Except that, thanks in part to her unresolved issues with self-esteem, Molly has become what she terms a “functioning bulimic”.

In a bid to force herself to eat more, she starts smoking cannabis – knowing that it will give her the munchies in the early hours. The trouble is, she soon realises that she’s being watched. By her friends. By her family. And by MI5.

Filer goes on to chart Molly’s downward spiral – as well her efforts to remain gainfully employed. Despite believing that she is “Britain’s most-wanted criminal”, she holds down jobs as a journalist, medical receptionist, and fashion lecturer. She also goes on to obtain a second degree, in journalism, and manages to move to New York.

“I find Molly’s capacity to have kept going through all of this, without any help from anyone, to be more than a little humbling,” Filer writes.

It’s a fitting statement. Whereas mental illness is often seen as a moral weakness or character flaw, the Molly we come to know is an intelligent, well-rounded person with extraordinary levels of resilience.

The same can also be said for the book’s main Irish character. Brigid, a former nurse, is the mother of four children whom she raises entirely on her own. Brigid passed away at the age of 62, after many years of ill health, and her story is told in retrospect by her daughter, Kate, a Dubliner who works as a doctor.

Brigid’s mental illness first reveals itself in an obsession with a photograph of the Virgin Mary. One photograph soon becomes many, and she also becomes suspicious of her husband, a fellow nurse. Eventually, she comes to believe that he’s having an affair. The couple split, and the husband is never seen again.

Brigid, Filer writes, soon becomes an example of what is called the “drift hypothesis”. It’s a phenomenon in which people who have previously been well – and successful – gradually drift downwards in terms of their economic and social status, once they become unwell.
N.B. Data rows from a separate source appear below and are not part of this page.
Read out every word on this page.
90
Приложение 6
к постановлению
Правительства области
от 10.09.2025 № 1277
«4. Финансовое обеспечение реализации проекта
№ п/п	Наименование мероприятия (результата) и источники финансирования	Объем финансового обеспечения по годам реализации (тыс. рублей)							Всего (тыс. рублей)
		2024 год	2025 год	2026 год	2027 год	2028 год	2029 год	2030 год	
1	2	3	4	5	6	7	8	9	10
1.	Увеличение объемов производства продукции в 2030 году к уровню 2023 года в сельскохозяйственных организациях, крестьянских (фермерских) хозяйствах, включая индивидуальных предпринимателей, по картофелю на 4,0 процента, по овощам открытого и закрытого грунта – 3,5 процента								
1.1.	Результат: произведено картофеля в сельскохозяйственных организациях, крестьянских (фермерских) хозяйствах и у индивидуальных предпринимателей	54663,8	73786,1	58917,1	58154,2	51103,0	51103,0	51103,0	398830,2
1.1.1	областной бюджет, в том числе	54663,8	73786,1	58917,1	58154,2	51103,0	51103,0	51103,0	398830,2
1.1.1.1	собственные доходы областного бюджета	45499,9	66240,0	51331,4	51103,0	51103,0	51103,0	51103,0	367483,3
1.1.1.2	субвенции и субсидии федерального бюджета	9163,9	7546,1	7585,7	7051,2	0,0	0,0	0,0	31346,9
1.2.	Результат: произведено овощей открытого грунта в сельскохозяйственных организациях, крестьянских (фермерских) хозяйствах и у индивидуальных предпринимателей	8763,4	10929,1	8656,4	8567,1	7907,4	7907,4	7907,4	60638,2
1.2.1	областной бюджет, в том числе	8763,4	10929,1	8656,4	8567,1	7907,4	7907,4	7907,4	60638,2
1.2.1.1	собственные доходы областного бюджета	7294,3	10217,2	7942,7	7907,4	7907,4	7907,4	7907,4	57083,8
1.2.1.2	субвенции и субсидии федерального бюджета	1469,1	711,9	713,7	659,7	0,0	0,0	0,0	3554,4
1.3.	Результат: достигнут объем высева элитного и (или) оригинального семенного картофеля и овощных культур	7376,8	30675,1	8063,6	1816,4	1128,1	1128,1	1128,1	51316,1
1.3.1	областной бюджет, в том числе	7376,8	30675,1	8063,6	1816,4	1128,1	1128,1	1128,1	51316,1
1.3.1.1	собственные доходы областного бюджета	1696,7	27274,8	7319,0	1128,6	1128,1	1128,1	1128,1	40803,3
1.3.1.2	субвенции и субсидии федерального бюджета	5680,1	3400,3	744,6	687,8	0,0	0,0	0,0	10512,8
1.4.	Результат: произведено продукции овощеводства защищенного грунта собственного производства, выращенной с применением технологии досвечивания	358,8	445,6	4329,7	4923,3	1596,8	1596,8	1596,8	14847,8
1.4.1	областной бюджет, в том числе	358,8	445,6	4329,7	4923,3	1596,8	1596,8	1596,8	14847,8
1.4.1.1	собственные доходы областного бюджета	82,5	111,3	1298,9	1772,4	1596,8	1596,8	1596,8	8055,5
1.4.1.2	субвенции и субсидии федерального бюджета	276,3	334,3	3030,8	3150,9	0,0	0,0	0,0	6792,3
In Brigid’s case, she and her four children eventually end up in damp, poor-quality social housing, with not even enough money to turn on the heating in the winter. She is never properly diagnosed – or treated – and spends most of her time drawing maps and diagrams that she believes will solve global problems such as war and famine. Yet she somehow manages to take care of her children – to feed and clothe them; and to sell off what little she owns, to pay for school books.

Many years later, while studying medicine at Trinity College, Kate flicks through a textbook and recognises her mother’s symptoms as schizophrenia. She makes contact with her family GP, and her mother eventually obtains the treatment she needs.

But instead of feeling a sense of relief at finally figuring out what has been going on, Kate experiences intense feelings of guilt at having taken so long to put the pieces of the puzzle together.

It’s a common feeling – one that affects many family members of those suffering from mental illness. But, as Filer points out when he and Kate meet for coffee at a south Dublin cafe – with “lots of avocado on the menu” – Kate had been a child when her mother first got sick. There was no way she could have known the signs and symptoms of schizophrenia at that age.

Still, Kate remains tormented. And there’s another feeling, too. A lingering sense of social stigma as a result of her childhood experiences.

“Vulnerable people like we were are always sympathised with in the abstract – but not when they become real,” she says.

At the end of the book, Filer once again asks the reader to say the word “schizophrenia” out loud. Does it feel different this time? he asks.

For me, it did. I stopped thinking of schizophrenia as something scary and all-encompassing, and started seeing it as an illness like any other. One that affected its sufferers, but did not necessarily have to dominate or define entire identities.